Is pick-up from Ho Chi Minh City included?
Yes. Pickup is offered from your hotel in Ho Chi Minh City around 7:30 to 8:00 AM, and the tour ends back at the meeting point.
What is the group size limit?
The tour has a maximum of 10 travelers.
What activities are included at Cu Chi Tunnels?
You watch a short documentary, explore the tunnel network, crawl through selected tunnels, see trapdoors and wartime displays, and enjoy boiled tapioca with tea. An optional shooting range is available at your own expense.
What is included in the Mekong Delta portion?
You travel to My Tho, take a boat cruise on the Tien River, visit Unicorn Island and a bee farm to sample honey tea, enjoy tropical fruits and folk music, take a sampan ride through narrow coconut-lined canals, and visit a coconut candy workshop.
Is lunch included, and can it be vegetarian?

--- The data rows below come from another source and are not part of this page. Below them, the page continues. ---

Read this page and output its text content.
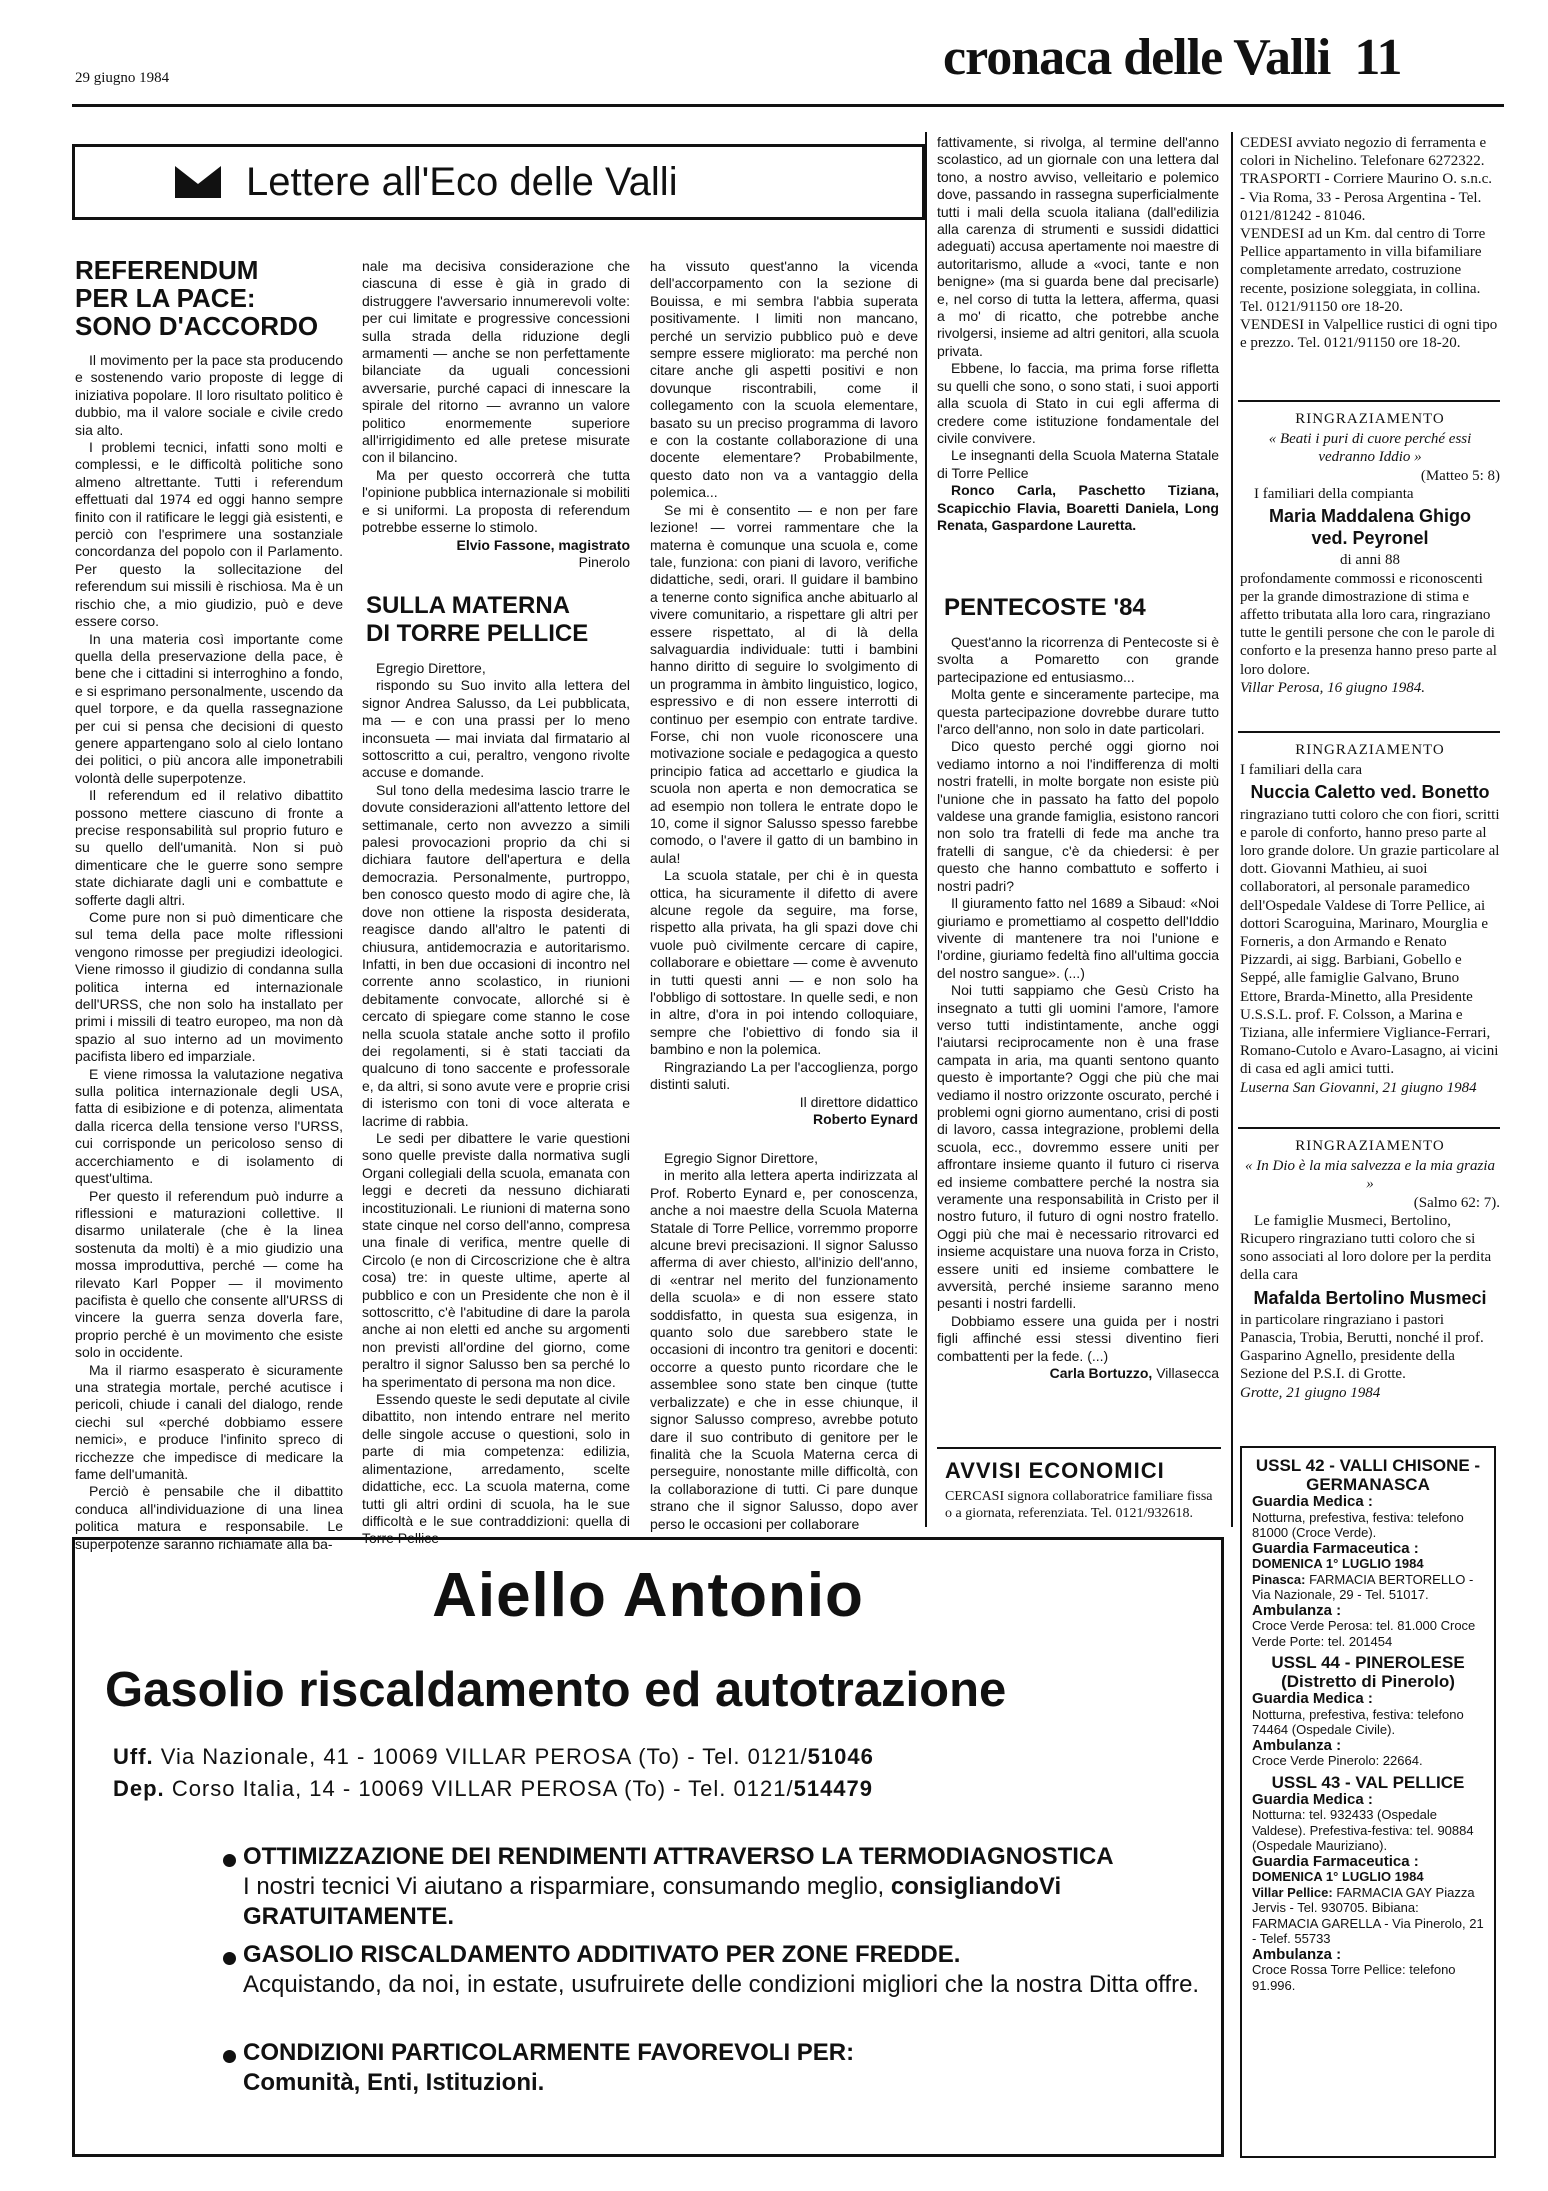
29 giugno 1984	cronaca delle Valli 11
Lettere all'Eco delle Valli
REFERENDUM
PER LA PACE:
SONO D'ACCORDO

Il movimento per la pace sta producendo e sostenendo vario proposte di legge di iniziativa popolare. Il loro risultato politico è dubbio, ma il valore sociale e civile credo sia alto.

I problemi tecnici, infatti sono molti e complessi, e le difficoltà politiche sono almeno altrettante. Tutti i referendum effettuati dal 1974 ed oggi hanno sempre finito con il ratificare le leggi già esistenti, e perciò con l'esprimere una sostanziale concordanza del popolo con il Parlamento. Per questo la sollecitazione del referendum sui missili è rischiosa. Ma è un rischio che, a mio giudizio, può e deve essere corso.

In una materia così importante come quella della preservazione della pace, è bene che i cittadini si interroghino a fondo, e si esprimano personalmente, uscendo da quel torpore, e da quella rassegnazione per cui si pensa che decisioni di questo genere appartengano solo al cielo lontano dei politici, o più ancora alle imponetrabili volontà delle superpotenze.

Il referendum ed il relativo dibattito possono mettere ciascuno di fronte a precise responsabilità sul proprio futuro e su quello dell'umanità. Non si può dimenticare che le guerre sono sempre state dichiarate dagli uni e combattute e sofferte dagli altri.

Come pure non si può dimenticare che sul tema della pace molte riflessioni vengono rimosse per pregiudizi ideologici. Viene rimosso il giudizio di condanna sulla politica interna ed internazionale dell'URSS, che non solo ha installato per primi i missili di teatro europeo, ma non dà spazio al suo interno ad un movimento pacifista libero ed imparziale.

E viene rimossa la valutazione negativa sulla politica internazionale degli USA, fatta di esibizione e di potenza, alimentata dalla ricerca della tensione verso l'URSS, cui corrisponde un pericoloso senso di accerchiamento e di isolamento di quest'ultima.

Per questo il referendum può indurre a riflessioni e maturazioni collettive. Il disarmo unilaterale (che è la linea sostenuta da molti) è a mio giudizio una mossa improduttiva, perché — come ha rilevato Karl Popper — il movimento pacifista è quello che consente all'URSS di vincere la guerra senza doverla fare, proprio perché è un movimento che esiste solo in occidente.

Ma il riarmo esasperato è sicuramente una strategia mortale, perché acutisce i pericoli, chiude i canali del dialogo, rende ciechi sul «perché dobbiamo essere nemici», e produce l'infinito spreco di ricchezze che impedisce di medicare la fame dell'umanità.

Perciò è pensabile che il dibattito conduca all'individuazione di una linea politica matura e responsabile. Le superpotenze saranno richiamate alla ba-

nale ma decisiva considerazione che ciascuna di esse è già in grado di distruggere l'avversario innumerevoli volte: per cui limitate e progressive concessioni sulla strada della riduzione degli armamenti — anche se non perfettamente bilanciate da uguali concessioni avversarie, purché capaci di innescare la spirale del ritorno — avranno un valore politico enormemente superiore all'irrigidimento ed alle pretese misurate con il bilancino.

Ma per questo occorrerà che tutta l'opinione pubblica internazionale si mobiliti e si uniformi. La proposta di referendum potrebbe esserne lo stimolo.

Elvio Fassone, magistrato

Pinerolo

SULLA MATERNA
DI TORRE PELLICE

Egregio Direttore,

rispondo su Suo invito alla lettera del signor Andrea Salusso, da Lei pubblicata, ma — e con una prassi per lo meno inconsueta — mai inviata dal firmatario al sottoscritto a cui, peraltro, vengono rivolte accuse e domande.

Sul tono della medesima lascio trarre le dovute considerazioni all'attento lettore del settimanale, certo non avvezzo a simili palesi provocazioni proprio da chi si dichiara fautore dell'apertura e della democrazia. Personalmente, purtroppo, ben conosco questo modo di agire che, là dove non ottiene la risposta desiderata, reagisce dando all'altro le patenti di chiusura, antidemocrazia e autoritarismo. Infatti, in ben due occasioni di incontro nel corrente anno scolastico, in riunioni debitamente convocate, allorché si è cercato di spiegare come stanno le cose nella scuola statale anche sotto il profilo dei regolamenti, si è stati tacciati da qualcuno di tono saccente e professorale e, da altri, si sono avute vere e proprie crisi di isterismo con toni di voce alterata e lacrime di rabbia.

Le sedi per dibattere le varie questioni sono quelle previste dalla normativa sugli Organi collegiali della scuola, emanata con leggi e decreti da nessuno dichiarati incostituzionali. Le riunioni di materna sono state cinque nel corso dell'anno, compresa una finale di verifica, mentre quelle di Circolo (e non di Circoscrizione che è altra cosa) tre: in queste ultime, aperte al pubblico e con un Presidente che non è il sottoscritto, c'è l'abitudine di dare la parola anche ai non eletti ed anche su argomenti non previsti all'ordine del giorno, come peraltro il signor Salusso ben sa perché lo ha sperimentato di persona ma non dice.

Essendo queste le sedi deputate al civile dibattito, non intendo entrare nel merito delle singole accuse o questioni, solo in parte di mia competenza: edilizia, alimentazione, arredamento, scelte didattiche, ecc. La scuola materna, come tutti gli altri ordini di scuola, ha le sue difficoltà e le sue contraddizioni: quella di Torre Pellice

ha vissuto quest'anno la vicenda dell'accorpamento con la sezione di Bouissa, e mi sembra l'abbia superata positivamente. I limiti non mancano, perché un servizio pubblico può e deve sempre essere migliorato: ma perché non citare anche gli aspetti positivi e non dovunque riscontrabili, come il collegamento con la scuola elementare, basato su un preciso programma di lavoro e con la costante collaborazione di una docente elementare? Probabilmente, questo dato non va a vantaggio della polemica...

Se mi è consentito — e non per fare lezione! — vorrei rammentare che la materna è comunque una scuola e, come tale, funziona: con piani di lavoro, verifiche didattiche, sedi, orari. Il guidare il bambino a tenerne conto significa anche abituarlo al vivere comunitario, a rispettare gli altri per essere rispettato, al di là della salvaguardia individuale: tutti i bambini hanno diritto di seguire lo svolgimento di un programma in àmbito linguistico, logico, espressivo e di non essere interrotti di continuo per esempio con entrate tardive. Forse, chi non vuole riconoscere una motivazione sociale e pedagogica a questo principio fatica ad accettarlo e giudica la scuola non aperta e non democratica se ad esempio non tollera le entrate dopo le 10, come il signor Salusso spesso farebbe comodo, o l'avere il gatto di un bambino in aula!

La scuola statale, per chi è in questa ottica, ha sicuramente il difetto di avere alcune regole da seguire, ma forse, rispetto alla privata, ha gli spazi dove chi vuole può civilmente cercare di capire, collaborare e obiettare — come è avvenuto in tutti questi anni — e non solo ha l'obbligo di sottostare. In quelle sedi, e non in altre, d'ora in poi intendo colloquiare, sempre che l'obiettivo di fondo sia il bambino e non la polemica.

Ringraziando La per l'accoglienza, porgo distinti saluti.

Il direttore didattico

Roberto Eynard

Egregio Signor Direttore,

in merito alla lettera aperta indirizzata al Prof. Roberto Eynard e, per conoscenza, anche a noi maestre della Scuola Materna Statale di Torre Pellice, vorremmo proporre alcune brevi precisazioni. Il signor Salusso afferma di aver chiesto, all'inizio dell'anno, di «entrar nel merito del funzionamento della scuola» e di non essere stato soddisfatto, in questa sua esigenza, in quanto solo due sarebbero state le occasioni di incontro tra genitori e docenti: occorre a questo punto ricordare che le assemblee sono state ben cinque (tutte verbalizzate) e che in esse chiunque, il signor Salusso compreso, avrebbe potuto dare il suo contributo di genitore per le finalità che la Scuola Materna cerca di perseguire, nonostante mille difficoltà, con la collaborazione di tutti. Ci pare dunque strano che il signor Salusso, dopo aver perso le occasioni per collaborare

fattivamente, si rivolga, al termine dell'anno scolastico, ad un giornale con una lettera dal tono, a nostro avviso, velleitario e polemico dove, passando in rassegna superficialmente tutti i mali della scuola italiana (dall'edilizia alla carenza di strumenti e sussidi didattici adeguati) accusa apertamente noi maestre di autoritarismo, allude a «voci, tante e non benigne» (ma si guarda bene dal precisarle) e, nel corso di tutta la lettera, afferma, quasi a mo' di ricatto, che potrebbe anche rivolgersi, insieme ad altri genitori, alla scuola privata.

Ebbene, lo faccia, ma prima forse rifletta su quelli che sono, o sono stati, i suoi apporti alla scuola di Stato in cui egli afferma di credere come istituzione fondamentale del civile convivere.

Le insegnanti della Scuola Materna Statale di Torre Pellice

Ronco Carla, Paschetto Tiziana, Scapicchio Flavia, Boaretti Daniela, Long Renata, Gaspardone Lauretta.

PENTECOSTE '84

Quest'anno la ricorrenza di Pentecoste si è svolta a Pomaretto con grande partecipazione ed entusiasmo...

Molta gente e sinceramente partecipe, ma questa partecipazione dovrebbe durare tutto l'arco dell'anno, non solo in date particolari.

Dico questo perché oggi giorno noi vediamo intorno a noi l'indifferenza di molti nostri fratelli, in molte borgate non esiste più l'unione che in passato ha fatto del popolo valdese una grande famiglia, esistono rancori non solo tra fratelli di fede ma anche tra fratelli di sangue, c'è da chiedersi: è per questo che hanno combattuto e sofferto i nostri padri?

Il giuramento fatto nel 1689 a Sibaud: «Noi giuriamo e promettiamo al cospetto dell'Iddio vivente di mantenere tra noi l'unione e l'ordine, giuriamo fedeltà fino all'ultima goccia del nostro sangue». (...)

Noi tutti sappiamo che Gesù Cristo ha insegnato a tutti gli uomini l'amore, l'amore verso tutti indistintamente, anche oggi l'aiutarsi reciprocamente non è una frase campata in aria, ma quanti sentono quanto questo è importante? Oggi che più che mai vediamo il nostro orizzonte oscurato, perché i problemi ogni giorno aumentano, crisi di posti di lavoro, cassa integrazione, problemi della scuola, ecc., dovremmo essere uniti per affrontare insieme quanto il futuro ci riserva ed insieme combattere perché la nostra sia veramente una responsabilità in Cristo per il nostro futuro, il futuro di ogni nostro fratello. Oggi più che mai è necessario ritrovarci ed insieme acquistare una nuova forza in Cristo, essere uniti ed insieme combattere le avversità, perché insieme saranno meno pesanti i nostri fardelli.

Dobbiamo essere una guida per i nostri figli affinché essi stessi diventino fieri combattenti per la fede. (...)

Carla Bortuzzo, Villasecca

AVVISI ECONOMICI
CERCASI signora collaboratrice familiare fissa o a giornata, referenziata. Tel. 0121/932618.

CEDESI avviato negozio di ferramenta e colori in Nichelino. Telefonare 6272322.

TRASPORTI - Corriere Maurino O. s.n.c. - Via Roma, 33 - Perosa Argentina - Tel. 0121/81242 - 81046.

VENDESI ad un Km. dal centro di Torre Pellice appartamento in villa bifamiliare completamente arredato, costruzione recente, posizione soleggiata, in collina. Tel. 0121/91150 ore 18-20.

VENDESI in Valpellice rustici di ogni tipo e prezzo. Tel. 0121/91150 ore 18-20.

RINGRAZIAMENTO

« Beati i puri di cuore perché essi vedranno Iddio »

(Matteo 5: 8)

I familiari della compianta

Maria Maddalena Ghigo
ved. Peyronel

di anni 88

profondamente commossi e riconoscenti per la grande dimostrazione di stima e affetto tributata alla loro cara, ringraziano tutte le gentili persone che con le parole di conforto e la presenza hanno preso parte al loro dolore.

Villar Perosa, 16 giugno 1984.

RINGRAZIAMENTO

I familiari della cara

Nuccia Caletto ved. Bonetto

ringraziano tutti coloro che con fiori, scritti e parole di conforto, hanno preso parte al loro grande dolore. Un grazie particolare al dott. Giovanni Mathieu, ai suoi collaboratori, al personale paramedico dell'Ospedale Valdese di Torre Pellice, ai dottori Scaroguina, Marinaro, Mourglia e Forneris, a don Armando e Renato Pizzardi, ai sigg. Barbiani, Gobello e Seppé, alle famiglie Galvano, Bruno Ettore, Brarda-Minetto, alla Presidente U.S.S.L. prof. F. Colsson, a Marina e Tiziana, alle infermiere Vigliance-Ferrari, Romano-Cutolo e Avaro-Lasagno, ai vicini di casa ed agli amici tutti.

Luserna San Giovanni, 21 giugno 1984

RINGRAZIAMENTO

« In Dio è la mia salvezza e la mia grazia »

(Salmo 62: 7).

Le famiglie Musmeci, Bertolino, Ricupero ringraziano tutti coloro che si sono associati al loro dolore per la perdita della cara

Mafalda Bertolino Musmeci

in particolare ringraziano i pastori Panascia, Trobia, Berutti, nonché il prof. Gasparino Agnello, presidente della Sezione del P.S.I. di Grotte.

Grotte, 21 giugno 1984

USSL 42 - VALLI CHISONE - GERMANASCA
Guardia Medica :
Notturna, prefestiva, festiva: telefono 81000 (Croce Verde).
Guardia Farmaceutica :
DOMENICA 1° LUGLIO 1984
Pinasca: FARMACIA BERTORELLO - Via Nazionale, 29 - Tel. 51017.
Ambulanza :
Croce Verde Perosa: tel. 81.000 Croce Verde Porte: tel. 201454
USSL 44 - PINEROLESE (Distretto di Pinerolo)
Guardia Medica :
Notturna, prefestiva, festiva: telefono 74464 (Ospedale Civile).
Ambulanza :
Croce Verde Pinerolo: 22664.
USSL 43 - VAL PELLICE
Guardia Medica :
Notturna: tel. 932433 (Ospedale Valdese). Prefestiva-festiva: tel. 90884 (Ospedale Mauriziano).
Guardia Farmaceutica :
DOMENICA 1° LUGLIO 1984
Villar Pellice: FARMACIA GAY Piazza Jervis - Tel. 930705. Bibiana: FARMACIA GARELLA - Via Pinerolo, 21 - Telef. 55733
Ambulanza :
Croce Rossa Torre Pellice: telefono 91.996.
Aiello Antonio
Gasolio riscaldamento ed autotrazione
Uff. Via Nazionale, 41 - 10069 VILLAR PEROSA (To) - Tel. 0121/51046
Dep. Corso Italia, 14 - 10069 VILLAR PEROSA (To) - Tel. 0121/514479
OTTIMIZZAZIONE DEI RENDIMENTI ATTRAVERSO LA TERMODIAGNOSTICA
I nostri tecnici Vi aiutano a risparmiare, consumando meglio, consigliandoVi GRATUITAMENTE.
GASOLIO RISCALDAMENTO ADDITIVATO PER ZONE FREDDE.
Acquistando, da noi, in estate, usufruirete delle condizioni migliori che la nostra Ditta offre.
CONDIZIONI PARTICOLARMENTE FAVOREVOLI PER:
Comunità, Enti, Istituzioni.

Yes, lunch is included. Vegetarian lunch is available upon request.
Are entrance fees and boat rides included in the price?
Yes. Entrance fees and a boat ride are included.
Do I need to buy a ticket on my own?
No. The tour includes admission where listed, and you get a mobile ticket.
Is tipping required?
Tipping is not mandatory, though it is listed as not included.
What is the cancellation policy?
You can cancel for a full refund if you cancel at least 24 hours before the experience’s start time. If you cancel less than 24 hours before, the amount paid is not refunded. Free cancellation is available.